Iran, Damascus's main regional ally, has issued stern warnings against any US-led military action targeting Syria, with the latest on Saturday by the head of the elite Revolutionary Guards.
Commander Mohammad Ali Jafari warned that a US strike would trigger "reactions beyond" Syria and would bolster extremism.
"The fact that the Americans believe that military intervention will be limited to within Syrian borders is an illusion; it will provoke reactions beyond that country," Jafari was quoted as saying by ISNA news agency.
"Just as US interventions in the Islamic world (Afghanistan, Iraq) have bolstered extremism, so will an aggression on Syria reinforce extremism and, as in Iraq and Afghanistan, its results will be pain, massacre and the exodus of the innocent population," he added.
Supreme leader Ayatollah Ali Khamenei has said a strike on Syria would be a "disaster" for the region.
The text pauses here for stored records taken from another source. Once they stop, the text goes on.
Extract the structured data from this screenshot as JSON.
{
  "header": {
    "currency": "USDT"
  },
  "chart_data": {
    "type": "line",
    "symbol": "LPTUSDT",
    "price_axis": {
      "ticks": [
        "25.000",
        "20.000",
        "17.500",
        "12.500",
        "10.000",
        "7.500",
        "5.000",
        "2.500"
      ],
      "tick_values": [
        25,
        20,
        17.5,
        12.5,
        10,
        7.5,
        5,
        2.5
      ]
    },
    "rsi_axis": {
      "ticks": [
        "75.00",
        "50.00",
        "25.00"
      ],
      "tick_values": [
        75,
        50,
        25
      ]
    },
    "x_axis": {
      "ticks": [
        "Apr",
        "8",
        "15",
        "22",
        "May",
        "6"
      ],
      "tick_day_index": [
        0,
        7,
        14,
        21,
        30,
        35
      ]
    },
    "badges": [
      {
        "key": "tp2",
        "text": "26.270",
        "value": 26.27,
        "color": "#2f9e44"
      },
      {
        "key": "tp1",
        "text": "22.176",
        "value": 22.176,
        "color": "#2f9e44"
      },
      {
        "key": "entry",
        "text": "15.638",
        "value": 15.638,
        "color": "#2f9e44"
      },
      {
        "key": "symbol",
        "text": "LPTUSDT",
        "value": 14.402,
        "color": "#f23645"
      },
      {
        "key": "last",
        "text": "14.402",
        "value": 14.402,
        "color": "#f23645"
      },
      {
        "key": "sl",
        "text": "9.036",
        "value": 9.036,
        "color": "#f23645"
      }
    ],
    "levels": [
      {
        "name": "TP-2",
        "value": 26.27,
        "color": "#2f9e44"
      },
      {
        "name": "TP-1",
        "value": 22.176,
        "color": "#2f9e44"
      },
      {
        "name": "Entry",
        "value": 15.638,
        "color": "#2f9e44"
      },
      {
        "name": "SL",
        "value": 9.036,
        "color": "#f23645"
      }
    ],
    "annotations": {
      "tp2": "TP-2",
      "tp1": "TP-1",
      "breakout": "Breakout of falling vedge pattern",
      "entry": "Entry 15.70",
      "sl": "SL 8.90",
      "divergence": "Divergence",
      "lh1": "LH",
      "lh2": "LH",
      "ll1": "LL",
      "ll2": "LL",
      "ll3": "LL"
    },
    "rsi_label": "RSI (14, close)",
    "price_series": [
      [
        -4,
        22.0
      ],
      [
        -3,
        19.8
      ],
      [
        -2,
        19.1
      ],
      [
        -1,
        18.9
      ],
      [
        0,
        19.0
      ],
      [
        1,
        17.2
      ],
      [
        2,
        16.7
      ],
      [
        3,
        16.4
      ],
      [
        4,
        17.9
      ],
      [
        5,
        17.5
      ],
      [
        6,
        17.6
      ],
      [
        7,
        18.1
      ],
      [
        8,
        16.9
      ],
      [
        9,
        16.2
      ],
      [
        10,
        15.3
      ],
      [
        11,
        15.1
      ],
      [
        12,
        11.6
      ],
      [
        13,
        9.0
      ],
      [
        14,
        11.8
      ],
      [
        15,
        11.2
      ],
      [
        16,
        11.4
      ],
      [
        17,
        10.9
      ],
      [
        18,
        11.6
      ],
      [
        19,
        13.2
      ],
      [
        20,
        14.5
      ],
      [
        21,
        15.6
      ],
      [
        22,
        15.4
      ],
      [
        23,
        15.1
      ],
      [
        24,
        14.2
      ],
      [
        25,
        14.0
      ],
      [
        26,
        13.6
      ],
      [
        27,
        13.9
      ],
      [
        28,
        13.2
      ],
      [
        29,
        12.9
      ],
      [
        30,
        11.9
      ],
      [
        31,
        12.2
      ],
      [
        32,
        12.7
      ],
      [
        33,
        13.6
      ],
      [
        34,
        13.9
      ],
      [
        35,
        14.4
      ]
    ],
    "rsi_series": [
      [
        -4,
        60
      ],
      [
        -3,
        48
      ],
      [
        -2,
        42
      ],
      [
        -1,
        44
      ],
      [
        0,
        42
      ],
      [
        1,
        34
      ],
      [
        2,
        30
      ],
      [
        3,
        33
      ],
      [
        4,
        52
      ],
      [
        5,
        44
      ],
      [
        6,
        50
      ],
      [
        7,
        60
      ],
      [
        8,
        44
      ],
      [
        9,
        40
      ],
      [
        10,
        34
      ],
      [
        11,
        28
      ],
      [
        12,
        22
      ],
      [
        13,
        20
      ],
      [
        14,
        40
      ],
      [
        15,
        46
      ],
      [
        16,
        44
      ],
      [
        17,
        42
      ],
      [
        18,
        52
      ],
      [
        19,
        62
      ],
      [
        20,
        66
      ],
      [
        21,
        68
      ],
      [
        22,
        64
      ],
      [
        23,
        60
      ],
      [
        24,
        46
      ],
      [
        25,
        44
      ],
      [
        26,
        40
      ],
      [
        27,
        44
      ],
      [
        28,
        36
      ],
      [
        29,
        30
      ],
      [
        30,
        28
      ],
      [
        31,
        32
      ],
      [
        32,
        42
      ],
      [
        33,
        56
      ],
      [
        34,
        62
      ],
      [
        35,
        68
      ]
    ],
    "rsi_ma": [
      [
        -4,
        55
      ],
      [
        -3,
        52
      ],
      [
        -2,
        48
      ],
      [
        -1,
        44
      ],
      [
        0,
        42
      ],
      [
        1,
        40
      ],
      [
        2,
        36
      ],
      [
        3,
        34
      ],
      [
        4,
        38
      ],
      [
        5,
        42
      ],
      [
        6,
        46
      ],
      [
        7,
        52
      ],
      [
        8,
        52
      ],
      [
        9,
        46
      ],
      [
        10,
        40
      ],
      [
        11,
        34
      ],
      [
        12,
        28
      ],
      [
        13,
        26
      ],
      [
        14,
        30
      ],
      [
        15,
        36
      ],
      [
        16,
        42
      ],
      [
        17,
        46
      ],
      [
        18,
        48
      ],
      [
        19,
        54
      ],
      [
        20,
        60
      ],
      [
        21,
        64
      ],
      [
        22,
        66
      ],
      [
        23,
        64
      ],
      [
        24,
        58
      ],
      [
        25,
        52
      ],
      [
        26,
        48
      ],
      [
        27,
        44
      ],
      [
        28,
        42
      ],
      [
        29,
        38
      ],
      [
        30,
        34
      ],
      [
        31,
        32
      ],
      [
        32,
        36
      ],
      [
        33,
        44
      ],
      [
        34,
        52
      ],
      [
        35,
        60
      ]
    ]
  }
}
And on Friday, Foreign Minister Mohammad Javad Zarif spoke by telephone with UN special envoy for Syria Lakhdar Brahimi to "warn against any adventurism that will have serious consequences".
Iranian media reported that Zarif also called a dozen European and Arab foreign ministers to "condemn the use of chemical weapons" in Syria, to "criticise the war-mongering (of the US and its allies) and raise concern about the consequences of any military action in the region".